InterCity 125 designer Kenneth Grange knighted
- 29 December 2012
- From the section UK
Designer Kenneth Grange - creator of the InterCity 125 train and Britain's first parking meter - has been knighted in the New Year Honours list.
Now a Royal College of Art visiting professor, he also designed angle-poise lamps and the Kenwood Chef mixer.
And the 83-year-old was behind Kodak's Instamatic camera.
Sir Kenneth, who said the 125 would be "on the rails when I've long gone off them", said he was "very pleased" because he was "a monarchist at heart".
"I'm quite a fan of Prince Philip - in our particular trade he's been very supportive for as long as I can remember," he said at his home in Okehampton, Devon.
"I hope he will be there when I have my investiture ceremony."
Sir Kenneth, who has won 10 Design Council Awards and became a CBE in 1984, is the only person to have won the Prince Philip design prize twice.
It was known as the Duke of Edinburgh's Prize for Elegant Design when he won it in 1966 and had been renamed the Prince Philip Designers Prize by the time of his 2001 victory.
A policeman's son, he grew up in London's East End before moving to Wembley during World War II.
He won a scholarship to Willesden School of Arts and Crafts where he studied drawing and lettering.
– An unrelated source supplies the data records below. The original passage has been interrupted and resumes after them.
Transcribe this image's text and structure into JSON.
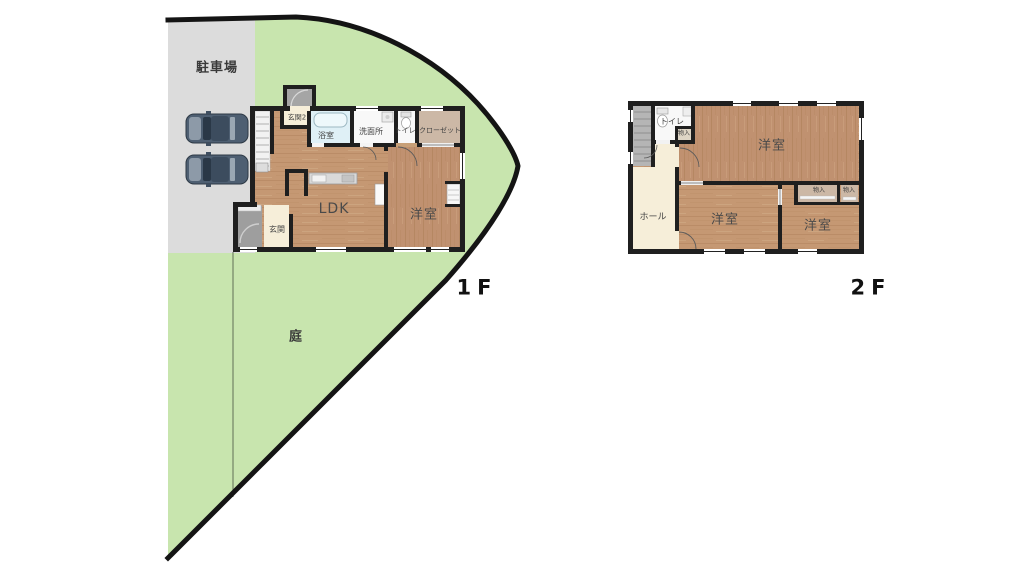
{
  "palette": {
    "site_green": "#c8e5ae",
    "parking_gray": "#dcdcdc",
    "wall_black": "#1f1f1f",
    "wood_floor": "#c59873",
    "bath_blue": "#dff0f6",
    "cream_floor": "#f6eed9",
    "closet_tan": "#ccb8a6",
    "porch_gray": "#9e9e9e",
    "car_body": "#4e5f72"
  },
  "floor1": {
    "floor_label": "1F",
    "site": {
      "parking_label": "駐車場",
      "garden_label": "庭",
      "car_count": 2
    },
    "rooms": {
      "genkan2": "玄関2",
      "bathroom": "浴室",
      "washroom": "洗面所",
      "toilet": "トイレ",
      "closet": "クローゼット",
      "ldk": "LDK",
      "western_room": "洋室",
      "genkan": "玄関"
    }
  },
  "floor2": {
    "floor_label": "2F",
    "rooms": {
      "toilet": "トイレ",
      "storage_top": "物入",
      "hall": "ホール",
      "western_room_main": "洋室",
      "western_room_b": "洋室",
      "western_room_c": "洋室",
      "storage_b": "物入",
      "storage_c": "物入"
    }
  }
}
His firm Kenneth Grange Design was formed in 1956 and in 1972 Sir Kenneth was one of the founding partners of the Pentagram design consultancy in London.
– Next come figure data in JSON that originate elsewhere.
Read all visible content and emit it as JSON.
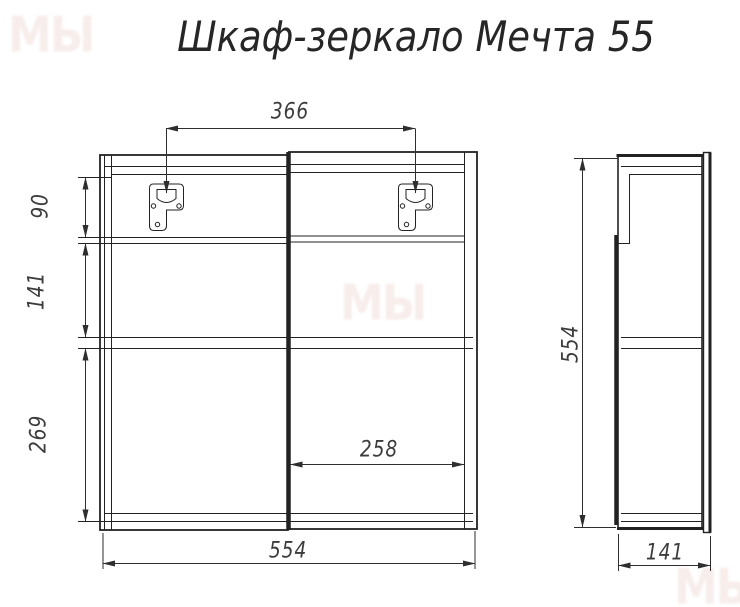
{
  "title": "Шкаф-зеркало Мечта 55",
  "watermark": "МЫ",
  "front_view": {
    "hanger_spacing": "366",
    "upper_section_height": "90",
    "middle_section_height": "141",
    "lower_section_height": "269",
    "right_door_width": "258",
    "overall_width": "554"
  },
  "side_view": {
    "overall_height": "554",
    "overall_depth": "141"
  },
  "colors": {
    "line": "#222222",
    "dim_line": "#2e2e2e",
    "dim_text": "#3c3c3c",
    "background": "#ffffff"
  }
}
In 1958, Sir Kenneth was commissioned by the Design Council to come up with a British version of the parking meter as the US model was regarded as too ugly.
Work for Parker pens, the 1997 redesign of the London black cab and the Adshel bus shelter are among his other designs but he says the InterCity 125 high speed train has had "the most impact on the general life of the public".
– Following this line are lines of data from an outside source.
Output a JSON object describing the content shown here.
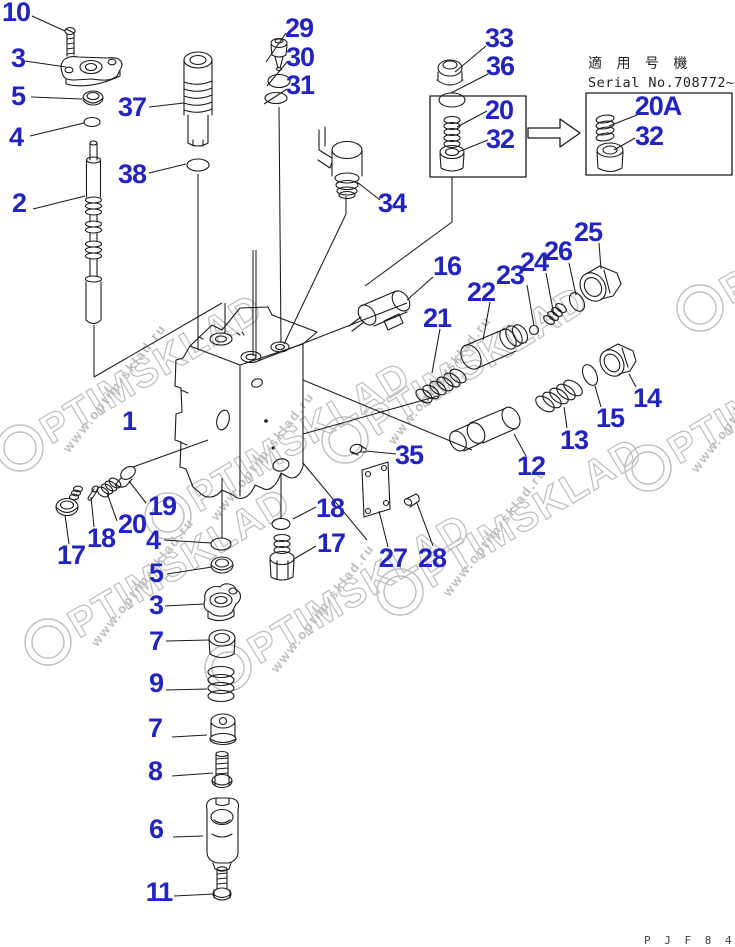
{
  "colors": {
    "callout_blue": "#2323bf",
    "line": "#1a1a1a",
    "watermark_gray": "#bdbdbd",
    "background": "#ffffff"
  },
  "serial_box": {
    "label_jp": "適 用 号 機",
    "serial_label": "Serial No.708772~"
  },
  "footer": {
    "drawing_code": "P J F 8 4 3 4"
  },
  "watermark": {
    "brand": "OPTIMSKLAD",
    "url": "www.optim-sklad.ru",
    "positions": [
      {
        "x": 20,
        "y": 448
      },
      {
        "x": 48,
        "y": 642
      },
      {
        "x": 228,
        "y": 668
      },
      {
        "x": 168,
        "y": 516
      },
      {
        "x": 345,
        "y": 440
      },
      {
        "x": 400,
        "y": 592
      },
      {
        "x": 648,
        "y": 468
      },
      {
        "x": 700,
        "y": 308
      }
    ]
  },
  "diagram": {
    "callouts": [
      {
        "label": "10",
        "x": 16,
        "y": 12
      },
      {
        "label": "3",
        "x": 18,
        "y": 58
      },
      {
        "label": "5",
        "x": 18,
        "y": 96
      },
      {
        "label": "4",
        "x": 16,
        "y": 137
      },
      {
        "label": "37",
        "x": 132,
        "y": 107
      },
      {
        "label": "38",
        "x": 132,
        "y": 174
      },
      {
        "label": "2",
        "x": 19,
        "y": 203
      },
      {
        "label": "29",
        "x": 299,
        "y": 28
      },
      {
        "label": "30",
        "x": 300,
        "y": 57
      },
      {
        "label": "31",
        "x": 300,
        "y": 85
      },
      {
        "label": "34",
        "x": 392,
        "y": 203
      },
      {
        "label": "33",
        "x": 499,
        "y": 38
      },
      {
        "label": "36",
        "x": 500,
        "y": 66
      },
      {
        "label": "20",
        "x": 499,
        "y": 110
      },
      {
        "label": "32",
        "x": 500,
        "y": 139
      },
      {
        "label": "20A",
        "x": 658,
        "y": 106
      },
      {
        "label": "32",
        "x": 649,
        "y": 136
      },
      {
        "label": "25",
        "x": 588,
        "y": 232
      },
      {
        "label": "26",
        "x": 558,
        "y": 251
      },
      {
        "label": "24",
        "x": 534,
        "y": 262
      },
      {
        "label": "23",
        "x": 510,
        "y": 275
      },
      {
        "label": "16",
        "x": 447,
        "y": 266
      },
      {
        "label": "22",
        "x": 481,
        "y": 292
      },
      {
        "label": "21",
        "x": 437,
        "y": 318
      },
      {
        "label": "14",
        "x": 647,
        "y": 398
      },
      {
        "label": "15",
        "x": 610,
        "y": 418
      },
      {
        "label": "13",
        "x": 574,
        "y": 440
      },
      {
        "label": "12",
        "x": 531,
        "y": 466
      },
      {
        "label": "1",
        "x": 129,
        "y": 421
      },
      {
        "label": "35",
        "x": 409,
        "y": 455
      },
      {
        "label": "19",
        "x": 162,
        "y": 506
      },
      {
        "label": "20",
        "x": 132,
        "y": 524
      },
      {
        "label": "18",
        "x": 101,
        "y": 538
      },
      {
        "label": "17",
        "x": 71,
        "y": 555
      },
      {
        "label": "4",
        "x": 153,
        "y": 540
      },
      {
        "label": "5",
        "x": 156,
        "y": 573
      },
      {
        "label": "3",
        "x": 156,
        "y": 605
      },
      {
        "label": "7",
        "x": 156,
        "y": 641
      },
      {
        "label": "9",
        "x": 156,
        "y": 683
      },
      {
        "label": "7",
        "x": 155,
        "y": 728
      },
      {
        "label": "8",
        "x": 155,
        "y": 771
      },
      {
        "label": "6",
        "x": 156,
        "y": 829
      },
      {
        "label": "11",
        "x": 159,
        "y": 892
      },
      {
        "label": "18",
        "x": 330,
        "y": 508
      },
      {
        "label": "17",
        "x": 331,
        "y": 543
      },
      {
        "label": "27",
        "x": 393,
        "y": 558
      },
      {
        "label": "28",
        "x": 432,
        "y": 558
      }
    ],
    "leaders": [
      [
        32,
        16,
        65,
        31
      ],
      [
        25,
        61,
        66,
        67
      ],
      [
        31,
        97,
        82,
        99
      ],
      [
        30,
        136,
        84,
        123
      ],
      [
        149,
        107,
        184,
        103
      ],
      [
        149,
        173,
        186,
        164
      ],
      [
        33,
        209,
        85,
        196
      ],
      [
        286,
        33,
        266,
        62
      ],
      [
        287,
        62,
        267,
        86
      ],
      [
        287,
        89,
        264,
        104
      ],
      [
        380,
        200,
        357,
        182
      ],
      [
        486,
        46,
        455,
        72
      ],
      [
        488,
        74,
        451,
        93
      ],
      [
        487,
        111,
        457,
        127
      ],
      [
        488,
        140,
        458,
        152
      ],
      [
        637,
        115,
        609,
        126
      ],
      [
        635,
        138,
        614,
        150
      ],
      [
        599,
        243,
        601,
        269
      ],
      [
        569,
        263,
        576,
        295
      ],
      [
        546,
        273,
        554,
        315
      ],
      [
        527,
        285,
        534,
        326
      ],
      [
        433,
        277,
        407,
        300
      ],
      [
        490,
        302,
        483,
        340
      ],
      [
        440,
        329,
        432,
        373
      ],
      [
        636,
        387,
        629,
        374
      ],
      [
        601,
        407,
        595,
        386
      ],
      [
        567,
        428,
        564,
        407
      ],
      [
        526,
        456,
        514,
        434
      ],
      [
        396,
        454,
        366,
        451
      ],
      [
        146,
        503,
        129,
        481
      ],
      [
        117,
        521,
        107,
        493
      ],
      [
        94,
        527,
        91,
        497
      ],
      [
        69,
        544,
        65,
        515
      ],
      [
        164,
        540,
        211,
        543
      ],
      [
        167,
        574,
        212,
        567
      ],
      [
        165,
        606,
        204,
        604
      ],
      [
        166,
        641,
        209,
        640
      ],
      [
        166,
        690,
        207,
        689
      ],
      [
        172,
        737,
        207,
        735
      ],
      [
        172,
        776,
        213,
        773
      ],
      [
        173,
        837,
        203,
        836
      ],
      [
        174,
        896,
        214,
        894
      ],
      [
        316,
        507,
        293,
        519
      ],
      [
        316,
        546,
        294,
        559
      ],
      [
        388,
        547,
        379,
        511
      ],
      [
        433,
        546,
        417,
        503
      ],
      [
        133,
        467,
        208,
        440
      ]
    ],
    "axis_lines": [
      [
        94,
        325,
        94,
        377
      ],
      [
        94,
        377,
        222,
        303
      ],
      [
        225,
        303,
        225,
        334
      ],
      [
        198,
        174,
        198,
        350
      ],
      [
        253,
        250,
        253,
        356
      ],
      [
        256,
        250,
        256,
        356
      ],
      [
        279,
        107,
        281,
        343
      ],
      [
        346,
        196,
        346,
        214
      ],
      [
        346,
        214,
        284,
        344
      ],
      [
        452,
        177,
        452,
        222
      ],
      [
        452,
        222,
        365,
        286
      ],
      [
        258,
        361,
        407,
        303
      ],
      [
        303,
        434,
        438,
        396
      ],
      [
        303,
        380,
        472,
        450
      ],
      [
        303,
        463,
        367,
        540
      ],
      [
        222,
        478,
        222,
        538
      ],
      [
        281,
        474,
        281,
        518
      ]
    ]
  }
}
In 2006 - 30 years after the first 125 passenger service left London's Paddington station for Bristol Temple Meads - Grange told the BBC News website his modernist classic had an immediate impact.
"There wasn't a sign of modernism in Paddington station," he said.
"So I think the workforce - let alone the passengers - was mightily affected.
"This was a real symbol of hope for the future - I believe that most fervently.
"Porters, guards, everybody were themselves buying little badges of this train."